The Price of Jade
photo by Minzayar Oo

Small-scale jade miners rush to jump along with the huge pile of rubble being dumped by mining companies over a landscape, in order to scavenge for raw jade stones from the company waste, Hpakant, Kachin State, Myanmar

Small-scale miners search for stone as dump trucks from a government-licensed jade mining company dump waste in Hpakant, Kachin State, Myanmar, April 25, 2015. Jade mining a perilous job for small-scale miners. A massive landslide in November 2015 at a government-licensed company waste-dumping site reportedly killed 114 people.

A government-licensed company’s jade mining site in Hpakant, Kachin State, April 29, 2015. “Myanmar’s jade business may be the biggest natural resource heist in modern history,” says Global Witness, an London-based organisation that put the size of Myanmar’s jade industry at $31 billion in 2014, equating to nearly half of national GDP and over 46 times the nation’s spending on healthcare.

Dump trucks pass by near the Kyaing International company mining site, Hpakant, Kachin State, Myanmar, April 26, 2015. According to a 2015 report on jade by London-based NGO Global Witness, Kyaing International company is owned by the family of former military dictator Than Shwe.

A team of small-scale miners work in a jade mine, Hpakant, Kachin State, Myanmar, July 18, 2014. Some miners work alone while some like this young men here work by a team in a small plot of land that is owned by their ‘Lao-ban’ (meaning ‘Boss’ in Chinese), who is often a local trader.
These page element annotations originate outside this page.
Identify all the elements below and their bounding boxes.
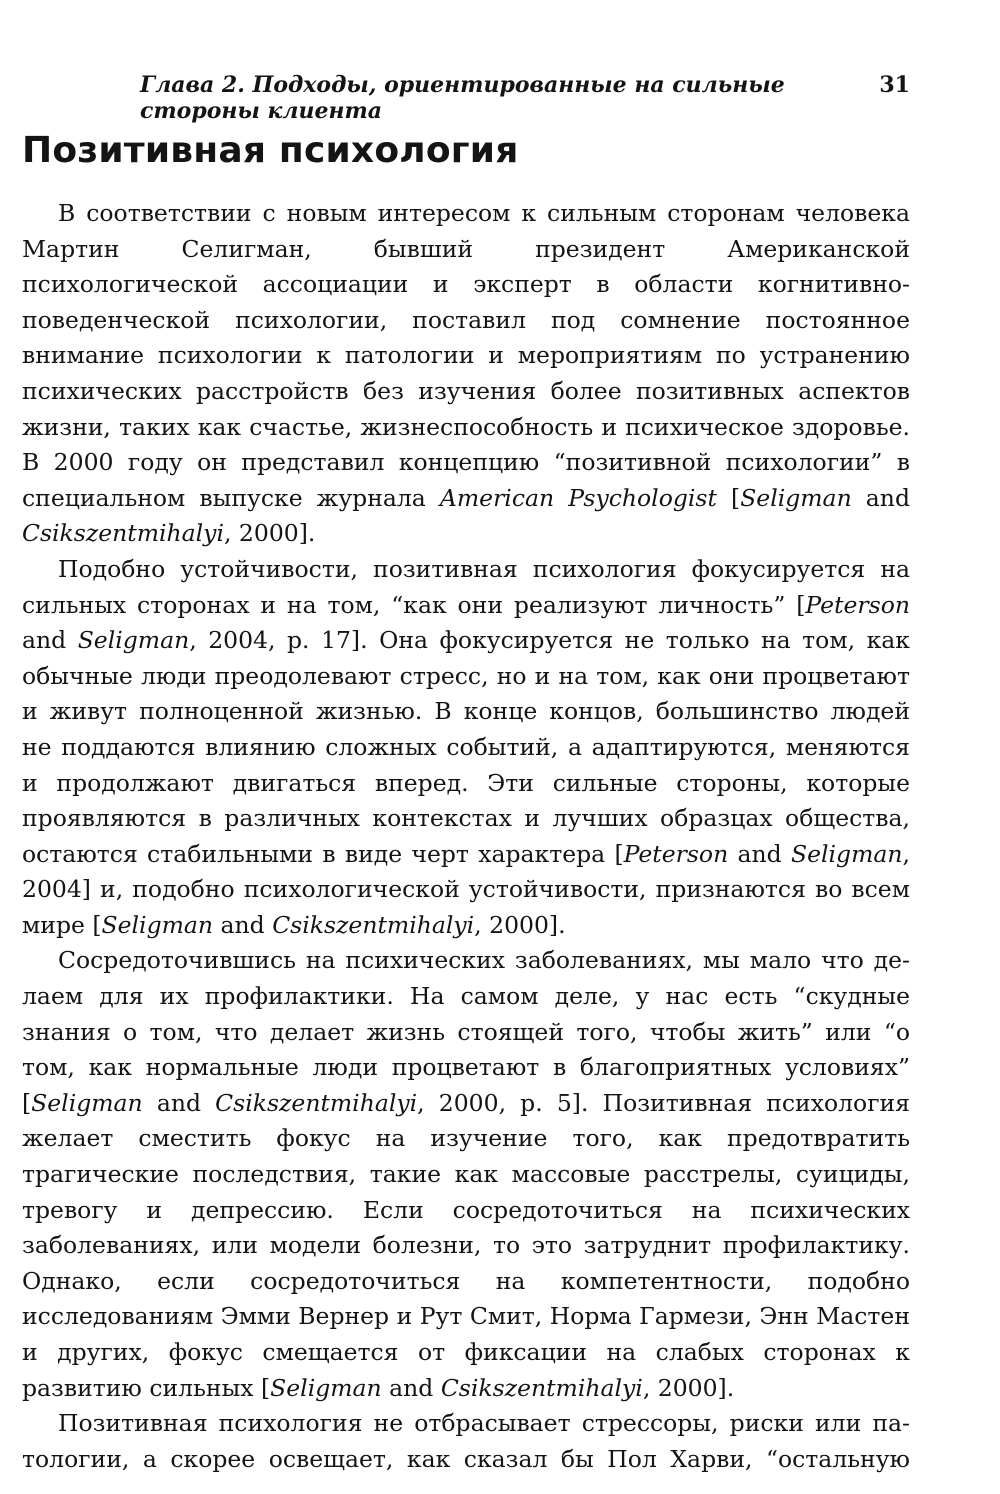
text-run: and [213, 910, 273, 939]
paragraph [22, 943, 910, 1406]
citation-italic: Seligman [270, 1373, 382, 1402]
text-run: and [142, 1088, 216, 1117]
citation-italic: Seligman [790, 839, 903, 868]
text-run: and [381, 1373, 441, 1402]
text-run: , 2004] и, подобно психологической устойчивости, признаются во всем мире [ [22, 839, 910, 939]
text-run: and [728, 839, 791, 868]
text-run: , 2000, p. 5]. Позитивная психология желает сместить фокус на изучение того, как предотвратить трагические последствия, такие как массовые расстрелы, суициды, тревогу и депрессию. Если сосредоточиться на психических заболеваниях, или модели болезни, то это затруднит профилактику. Однако, если сосредоточиться на компетентности, подобно исследованиям Эмми Вернер и Рут Смит, Норма Гармези, Энн Мастен и других, фокус смещается от фиксации на слабых сторонах к развитию сильных [ [22, 1088, 910, 1402]
citation-italic: Peterson [623, 839, 729, 868]
text-run: and [22, 626, 78, 655]
citation-italic: Csikszentmihalyi [440, 1373, 643, 1402]
text-run: , 2000]. [642, 1373, 735, 1402]
citation-italic: American Psychologist [439, 483, 717, 512]
citation-italic: Seligman [77, 626, 190, 655]
paragraph [22, 196, 910, 552]
text-run: and [851, 483, 910, 512]
text-run: , 2000]. [223, 519, 316, 548]
paragraph [22, 1406, 910, 1477]
citation-italic: Seligman [31, 1088, 143, 1117]
page-number: 31 [879, 72, 910, 98]
citation-italic: Csikszentmihalyi [22, 519, 224, 548]
section-title: Позитивная психология [22, 130, 519, 171]
citation-italic: Csikszentmihalyi [272, 910, 475, 939]
citation-italic: Csikszentmihalyi [215, 1088, 418, 1117]
text-run: В соответствии с новым интересом к сильным сторонам человека Мартин Селигман, бывший президент Американской психологической ассоциации и эксперт в области когнитивно-поведенческой психологии, поставил под сомнение постоянное внимание психологии к патологии и мероприятиям по устранению психических расстройств без изучения более позитивных аспектов жизни, таких как счастье, жизнеспособность и психическое здоровье. В 2000 году он представил концепцию “позитивной психологии” в специальном выпуске журнала [22, 199, 910, 512]
citation-italic: Seligman [101, 910, 214, 939]
text-run: Подобно устойчивости, позитивная психология фокусируется на сильных сторонах и на том, “как они реализуют личность” [ [22, 554, 910, 619]
text-run: , 2004, p. 17]. Она фокусируется не только на том, как обычные люди преодолевают стресс, но и на том, как они процветают и живут полноценной жизнью. В конце концов, большинство людей не поддаются влиянию сложных событий, а адаптируются, меняются и продолжают двигаться вперед. Эти сильные стороны, которые проявляются в различных контекстах и лучших образцах общества, остаются стабильными в виде черт характера [ [22, 626, 910, 868]
text-run: Сосредоточившись на психических заболеваниях, мы мало что делаем для их профилактики. На самом деле, у нас есть “скудные знания о том, что делает жизнь стоящей того, чтобы жить” или “о том, как нормальные люди процветают в благоприятных условиях” [ [22, 946, 910, 1117]
body-text [22, 196, 910, 1477]
chapter-title: Глава 2. Подходы, ориентированные на сильные стороны клиента [140, 72, 785, 124]
running-head [140, 72, 910, 124]
citation-italic: Peterson [805, 590, 910, 619]
paragraph [22, 552, 910, 944]
text-run: , 2000]. [474, 910, 566, 939]
text-run: [ [716, 483, 741, 512]
text-run: Позитивная психология не отбрасывает стрессоры, риски или патологии, а скорее освещает, как сказал бы Пол Харви, “остальную [22, 1409, 910, 1473]
citation-italic: Seligman [740, 483, 852, 512]
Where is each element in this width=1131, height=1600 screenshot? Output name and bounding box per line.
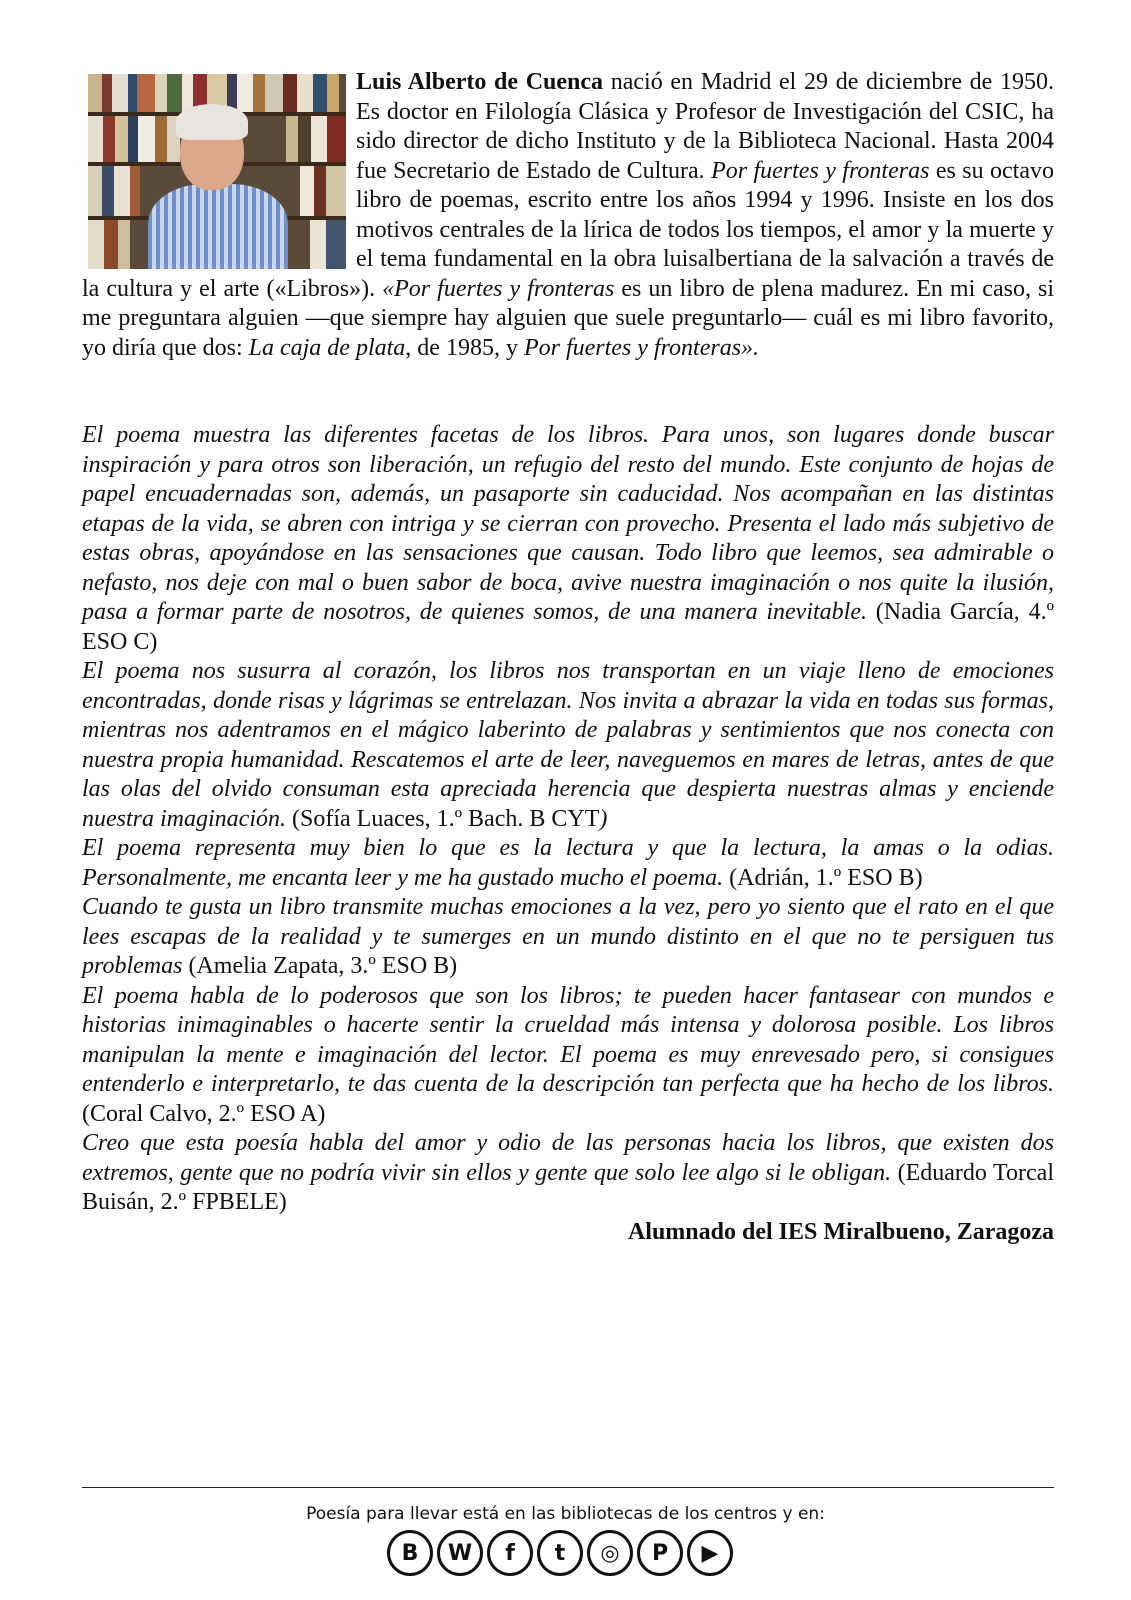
- quote-open: «: [382, 275, 395, 302]
- author-name: Luis Alberto de Cuenca: [356, 69, 604, 95]
- pinterest-icon[interactable]: P: [637, 1530, 683, 1576]
- comment-author: (Coral Calvo, 2.º ESO A): [82, 1100, 326, 1127]
- comment-text: El poema representa muy bien lo que es la lectura y que la lectura, la amas o la odias. Personalmente, me encanta leer y me ha gustado mucho el poema.: [82, 835, 1054, 891]
- comment-text: Cuando te gusta un libro transmite muchas emociones a la vez, pero yo siento que el rato en el que lees escapas de la realidad y te sumerges en un mundo distinto en el que no te persiguen tus problemas: [82, 894, 1054, 979]
- book-title-1: Por fuertes y fronteras: [711, 157, 930, 184]
- intro-text-2: es su octavo libro de poemas, escrito entre los años 1994 y 1996. Insiste en los dos motivos centrales de la lírica de todos los tiempos, el amor y la muerte y el tema fundamental en la obra luisalbertiana de la salvación a través de la cultura y el arte («Libros»).: [82, 157, 1054, 302]
- facebook-icon[interactable]: f: [487, 1530, 533, 1576]
- student-comment: [82, 657, 1054, 834]
- comment-author: (Adrián, 1.º ESO B): [723, 864, 923, 891]
- intro-text-3: es un libro de plena madurez. En mi caso, si me preguntara alguien —que siempre hay alguien que suele preguntarlo— cuál es mi libro favorito, yo diría que dos:: [82, 275, 1054, 361]
- intro-text-1: nació en Madrid el 29 de diciembre de 1950. Es doctor en Filología Clásica y Profesor de Investigación del CSIC, ha sido director de dicho Instituto y de la Biblioteca Nacional. Hasta 2004 fue Secretario de Estado de Cultura.: [356, 69, 1054, 184]
- twitter-icon[interactable]: t: [537, 1530, 583, 1576]
- footer-text: Poesía para llevar está en las bibliotecas de los centros y en:: [306, 1504, 825, 1524]
- signature: Alumnado del IES Miralbueno, Zaragoza: [627, 1218, 1054, 1245]
- book-title-4: Por fuertes y fronteras».: [523, 334, 760, 361]
- instagram-icon[interactable]: ◎: [587, 1530, 633, 1576]
- student-comment: [82, 1129, 1054, 1218]
- comment-text: El poema habla de lo poderosos que son los libros; te pueden hacer fantasear con mundos e historias inimaginables o hacerte sentir la crueldad más intensa y dolorosa posible. Los libros manipulan la mente e imaginación del lector. El poema es muy enrevesado pero, si consigues entenderlo e interpretarlo, te das cuenta de la descripción tan perfecta que ha hecho de los libros.: [82, 982, 1054, 1097]
- student-comment: [82, 421, 1054, 657]
- comment-author: (Sofía Luaces, 1.º Bach. B CYT: [286, 805, 600, 832]
- comment-tail: ): [599, 805, 608, 832]
- student-comment: [82, 982, 1054, 1130]
- blogger-icon[interactable]: B: [387, 1530, 433, 1576]
- student-comment: [82, 893, 1054, 982]
- youtube-icon[interactable]: ▶: [687, 1530, 733, 1576]
- book-title-3: La caja de plata: [248, 334, 406, 361]
- comment-author: (Nadia García, 4.º ESO C): [82, 599, 1055, 655]
- book-title-2: Por fuertes y fronteras: [394, 275, 615, 302]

The feet of an illegal jade miner at work. Hpakant, Kachin State, Myanmar, July 17, 2014. Lumps of the precious stone can represent a fortune for small-time prospectors but rare finds by them pale next to the staggering wealth extracted from this billions-dollars industry by Myanmar’s military, cronies and firms linked to China where most of the jades end up illegally.

A group of illegal jade miners swim across the water as they try to escape an arrest by the police and the military forces, in a jade mining site, Hpakant, Kachin State, Myanmar, July 18, 2014. Military officials say the miners are illegal and endangering a school located above. But the miners say they are being extorted for bribe money, which could be as much as 50,000 kyats per head.

Jade miners inject heroin at a ‘shooting gallery’ in the jade mining site, Hpakant, Kachin State, Myanmar, July 13, 2014. Heroin is almost openly available in Hpakant with jade miners lining up for a shot which is as cheap as 2,000 Kyats (about 2$). Drug-use is almost intrinsic to jade mining as these ‘shooting galleries’ operate openly in the mines.

A heroin-addicted jade miner lies dead inside his makeshift tent which is located close to a “shooting gallery” near a jade mine in Hpakant, Kachin State, Myanmar, November 29, 2015. According to local community leaders, the drug-dealers around the jade mines and the villages nearby have been given the opportunity to grow, blind-eyed by some local authorities who regularly get handsome bribes from the drug-dealers.

A group of young jade miners rest inside their tent where they sleep to guard their mining plots from strangers as night falls, Hpakant, Kachin State, Myanmar, July 23, 2014

Miners with torchlights on their heads go over a pile of company mining waste, looking for jade, Hpakant, Kachin State, Myanmar, April 27, 2015

Miners with torchlights on their heads go over a pile of company mining waste, looking for jade, Hpakant, Kachin State, Myanmar, April 25, 2015. Some miners work by day while others work by night but the mines never get a rest around clock.

A trader shows a jade stone which he estimates to be worth at least forty or fifty thousands U.S. Dollars in price in the black market, at a hotel room in Yin Jiang, Yunnan Province, China, June 17, 2015. dollar industry is based.

Chinese traders negotiate at a shop which deals raw jade stones smuggled from Myanmar through the border. Yin Jiang county, Yunnan Province, China, June 17, 2015. According to several Myanmar jade traders of the black market, almost all the raw jade stones which are being traded in Yin Jiang are smuggled directly from the black market in Myanmar’s land of jade in Myanmar’s Kachin state where the billion-dollar industry is based.

The funeral of 24-year-old Ko San Tin, a freelance jade miner who died being run over by a jade mining company dump truck, Hpakant, Kachin State, Myanmar, November 28, 2015. The next day, angry locals blocked the village road stopping the company trucks to pass through. The company quickly made an agreement with Ko San Tin’s family for a compensation and closed the case. Ko San Tin who has just been in Hpakant for five months, left a 2-year-old, a wife and parents who he was supporting for.